We believe that having a framework that combines the modeling approach with standard experimental methodologies can lead to new insights into the mechanisms underlying comprehension. To that end, we propose that a sensible extension to previous natural language processing (NLP) studies – which have primarily focused on examining comprehension during listening to spoken utterances that fall within the range of typical everyday communication scenarios – would be to explore speech comprehension through the lens of the channel capacity framework. This approach involves pushing the comprehension system to its limits by presenting listeners with speech signals that are difficult to understand in order to identify the specific acoustic and linguistic features that are crucial for comprehension, their associated channel capacity, and how such processing bottlenecks are implemented in neural dynamics. Large language models offer an unprecedented level of resolution in describing the features of language and speech signals at multiple scales. This opens up new opportunities for researchers to gain a more detailed understanding of which specific features and timescales are crucial for comprehension.
13.10 Conclusion
In conclusion, speech is a highly complex signal structured at various levels of analysis. Because of its multiplexed nature, the necessary computations and neural circuits involved in speech processing are likely to be spatially and temporally highly organized. Throughout this chapter, we have examined the temporal constraints limiting speech comprehension beyond the acoustic level. How these hierarchical bottlenecks are implemented, what determines their channel capacity, and how they interact to efficiently process speech is currently unknown. We have also demonstrated the potential of the channel capacity framework in enhancing our comprehension of speech processing in humans. As such, developing a research program aimed at determining the capacity limitations of our cognitive resources for comprehension could be instrumental in developing predictive and remediative strategies for improving comprehension skills. One potential avenue is to tailor speech materials or specific interventions to individual cognitive resources to increase the efficiency of information transmission and encoding, thus reducing miscomprehension.
Summary
Speech is a complex signal that contains different levels of information at distinct timescales, from acoustic to supra-lexical. This chapter highlighted the importance of multiple linguistic features to understand human comprehension ability. The temporal dynamics of these levels of analysis is discussed, along with how they fit with neural data.
Implications
Each linguistic feature can be expressed in a number of units per second and their associated channel capacity can be derived.
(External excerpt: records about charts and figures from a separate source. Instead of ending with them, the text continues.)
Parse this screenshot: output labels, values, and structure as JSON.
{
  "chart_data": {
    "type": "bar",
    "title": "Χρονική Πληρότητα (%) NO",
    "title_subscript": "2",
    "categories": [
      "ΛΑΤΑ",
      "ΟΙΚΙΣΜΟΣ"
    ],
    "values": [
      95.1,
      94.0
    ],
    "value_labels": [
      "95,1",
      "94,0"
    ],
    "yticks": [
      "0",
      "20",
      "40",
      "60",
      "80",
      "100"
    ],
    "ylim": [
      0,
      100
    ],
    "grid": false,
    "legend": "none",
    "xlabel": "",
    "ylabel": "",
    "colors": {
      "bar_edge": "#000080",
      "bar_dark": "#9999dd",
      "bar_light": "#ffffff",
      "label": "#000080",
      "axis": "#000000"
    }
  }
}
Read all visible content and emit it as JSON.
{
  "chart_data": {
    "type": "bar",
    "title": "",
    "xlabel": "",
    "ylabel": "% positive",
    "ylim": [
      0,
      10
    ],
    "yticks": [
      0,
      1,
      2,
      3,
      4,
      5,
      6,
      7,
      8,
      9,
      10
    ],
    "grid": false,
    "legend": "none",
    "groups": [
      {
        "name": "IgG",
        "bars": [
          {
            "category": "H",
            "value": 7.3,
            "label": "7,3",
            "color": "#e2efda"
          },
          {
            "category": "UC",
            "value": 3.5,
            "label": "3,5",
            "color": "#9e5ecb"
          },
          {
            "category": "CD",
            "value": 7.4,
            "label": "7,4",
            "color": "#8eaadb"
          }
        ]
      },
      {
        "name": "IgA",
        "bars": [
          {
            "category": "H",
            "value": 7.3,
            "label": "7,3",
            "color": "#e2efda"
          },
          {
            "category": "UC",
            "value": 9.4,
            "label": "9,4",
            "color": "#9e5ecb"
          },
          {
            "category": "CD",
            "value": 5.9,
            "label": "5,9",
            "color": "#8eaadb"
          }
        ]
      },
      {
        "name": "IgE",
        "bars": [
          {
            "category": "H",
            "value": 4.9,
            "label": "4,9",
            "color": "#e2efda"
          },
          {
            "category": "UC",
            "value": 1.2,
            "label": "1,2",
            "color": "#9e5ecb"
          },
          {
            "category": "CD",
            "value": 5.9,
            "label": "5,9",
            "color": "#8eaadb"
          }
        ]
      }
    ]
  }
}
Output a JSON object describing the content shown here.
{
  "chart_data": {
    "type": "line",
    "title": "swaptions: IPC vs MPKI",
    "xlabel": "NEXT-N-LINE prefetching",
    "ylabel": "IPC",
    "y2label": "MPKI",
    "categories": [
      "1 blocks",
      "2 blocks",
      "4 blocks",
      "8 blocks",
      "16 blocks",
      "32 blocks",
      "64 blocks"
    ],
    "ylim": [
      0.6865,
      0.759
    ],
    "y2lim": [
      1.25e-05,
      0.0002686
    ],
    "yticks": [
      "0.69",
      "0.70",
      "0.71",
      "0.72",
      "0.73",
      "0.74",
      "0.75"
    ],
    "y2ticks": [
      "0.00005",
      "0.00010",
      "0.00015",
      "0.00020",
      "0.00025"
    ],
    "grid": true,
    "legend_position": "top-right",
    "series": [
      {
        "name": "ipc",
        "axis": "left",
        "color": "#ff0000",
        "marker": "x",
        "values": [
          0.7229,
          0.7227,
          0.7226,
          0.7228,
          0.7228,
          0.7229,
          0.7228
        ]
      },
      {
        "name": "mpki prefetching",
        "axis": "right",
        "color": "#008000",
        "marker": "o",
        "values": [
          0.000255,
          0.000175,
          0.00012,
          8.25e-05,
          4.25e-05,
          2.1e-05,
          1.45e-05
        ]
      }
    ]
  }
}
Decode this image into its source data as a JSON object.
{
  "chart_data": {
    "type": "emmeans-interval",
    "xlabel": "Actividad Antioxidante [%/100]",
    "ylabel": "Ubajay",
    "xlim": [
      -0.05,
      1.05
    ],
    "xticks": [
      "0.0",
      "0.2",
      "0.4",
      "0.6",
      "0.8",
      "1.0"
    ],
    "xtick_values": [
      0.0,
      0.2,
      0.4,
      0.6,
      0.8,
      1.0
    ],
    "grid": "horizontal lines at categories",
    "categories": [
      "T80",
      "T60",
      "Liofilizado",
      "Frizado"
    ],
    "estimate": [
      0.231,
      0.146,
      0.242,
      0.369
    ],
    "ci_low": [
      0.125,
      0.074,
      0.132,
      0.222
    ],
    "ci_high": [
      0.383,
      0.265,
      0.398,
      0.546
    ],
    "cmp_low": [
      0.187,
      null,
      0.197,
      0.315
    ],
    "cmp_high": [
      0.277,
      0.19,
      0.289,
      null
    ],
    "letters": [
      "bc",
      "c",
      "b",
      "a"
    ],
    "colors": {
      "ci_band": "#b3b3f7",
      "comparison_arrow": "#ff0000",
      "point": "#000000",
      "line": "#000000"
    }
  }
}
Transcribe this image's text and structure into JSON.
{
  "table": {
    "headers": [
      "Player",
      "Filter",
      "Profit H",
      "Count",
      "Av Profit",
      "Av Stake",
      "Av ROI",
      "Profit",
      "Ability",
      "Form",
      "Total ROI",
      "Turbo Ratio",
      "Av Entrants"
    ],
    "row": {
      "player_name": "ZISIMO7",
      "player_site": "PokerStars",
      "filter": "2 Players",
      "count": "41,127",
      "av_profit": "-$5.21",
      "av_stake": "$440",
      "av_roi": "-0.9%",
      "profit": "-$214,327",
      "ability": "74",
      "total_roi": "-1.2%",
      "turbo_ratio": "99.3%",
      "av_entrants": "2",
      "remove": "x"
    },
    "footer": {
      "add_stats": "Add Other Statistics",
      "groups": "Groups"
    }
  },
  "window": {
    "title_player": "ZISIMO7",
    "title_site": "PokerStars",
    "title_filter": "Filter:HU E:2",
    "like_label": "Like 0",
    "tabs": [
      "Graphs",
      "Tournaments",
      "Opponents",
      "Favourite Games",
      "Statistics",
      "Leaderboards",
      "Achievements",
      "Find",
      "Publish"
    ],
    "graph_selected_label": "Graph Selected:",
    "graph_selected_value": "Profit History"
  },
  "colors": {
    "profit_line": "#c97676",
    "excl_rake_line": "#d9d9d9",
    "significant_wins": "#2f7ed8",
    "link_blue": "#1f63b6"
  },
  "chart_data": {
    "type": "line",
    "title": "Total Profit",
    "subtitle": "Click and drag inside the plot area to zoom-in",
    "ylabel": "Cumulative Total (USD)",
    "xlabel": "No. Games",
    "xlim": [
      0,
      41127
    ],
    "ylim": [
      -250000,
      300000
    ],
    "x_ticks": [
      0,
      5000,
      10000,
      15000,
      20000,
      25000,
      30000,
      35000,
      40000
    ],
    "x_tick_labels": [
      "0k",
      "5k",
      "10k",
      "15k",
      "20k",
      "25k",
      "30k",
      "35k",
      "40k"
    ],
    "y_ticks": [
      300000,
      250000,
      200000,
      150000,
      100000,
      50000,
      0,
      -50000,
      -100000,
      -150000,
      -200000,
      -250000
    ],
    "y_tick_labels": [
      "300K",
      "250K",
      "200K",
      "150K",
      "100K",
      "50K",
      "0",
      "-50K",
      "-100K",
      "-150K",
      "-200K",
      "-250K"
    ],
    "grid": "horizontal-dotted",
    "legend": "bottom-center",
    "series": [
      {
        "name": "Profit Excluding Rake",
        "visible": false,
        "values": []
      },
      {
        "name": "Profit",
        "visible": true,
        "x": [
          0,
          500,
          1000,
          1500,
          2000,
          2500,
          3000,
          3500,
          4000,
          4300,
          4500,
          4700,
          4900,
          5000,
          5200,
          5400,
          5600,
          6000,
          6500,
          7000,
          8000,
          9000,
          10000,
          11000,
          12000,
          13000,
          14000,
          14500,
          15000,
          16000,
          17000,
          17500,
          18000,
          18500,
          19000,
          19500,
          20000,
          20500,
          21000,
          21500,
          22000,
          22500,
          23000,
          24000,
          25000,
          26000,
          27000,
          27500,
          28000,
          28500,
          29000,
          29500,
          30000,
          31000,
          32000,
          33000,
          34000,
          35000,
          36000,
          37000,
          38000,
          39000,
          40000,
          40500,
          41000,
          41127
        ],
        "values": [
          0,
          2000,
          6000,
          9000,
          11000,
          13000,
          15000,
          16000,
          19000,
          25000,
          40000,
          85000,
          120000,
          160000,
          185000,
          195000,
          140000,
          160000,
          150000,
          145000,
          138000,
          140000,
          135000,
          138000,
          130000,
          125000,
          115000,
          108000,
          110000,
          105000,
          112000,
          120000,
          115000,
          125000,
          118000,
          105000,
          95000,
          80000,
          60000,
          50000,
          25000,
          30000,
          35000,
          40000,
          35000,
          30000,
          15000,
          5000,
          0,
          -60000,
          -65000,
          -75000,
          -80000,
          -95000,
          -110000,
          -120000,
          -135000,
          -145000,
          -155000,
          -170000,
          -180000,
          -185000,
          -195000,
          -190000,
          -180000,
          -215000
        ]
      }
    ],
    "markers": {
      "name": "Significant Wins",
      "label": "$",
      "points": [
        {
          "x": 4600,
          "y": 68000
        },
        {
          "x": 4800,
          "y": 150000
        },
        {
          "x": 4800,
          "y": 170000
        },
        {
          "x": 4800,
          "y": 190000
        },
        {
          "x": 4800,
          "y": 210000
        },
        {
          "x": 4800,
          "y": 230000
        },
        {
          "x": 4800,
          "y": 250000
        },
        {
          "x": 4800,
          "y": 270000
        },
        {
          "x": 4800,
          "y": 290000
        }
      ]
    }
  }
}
These channel capacities are temporal constraints for speech comprehension and can shape the multiplexed rhythms that are observed in speech and language.
Gains
The approach put forward in this chapter lays the foundation for deeper investigations into how the temporal unfolding of multilevel linguistic features impacts speech comprehension. We encourage the use of a normative framework (the concept of channel capacity) to explore the neural mechanisms of speech and language processing.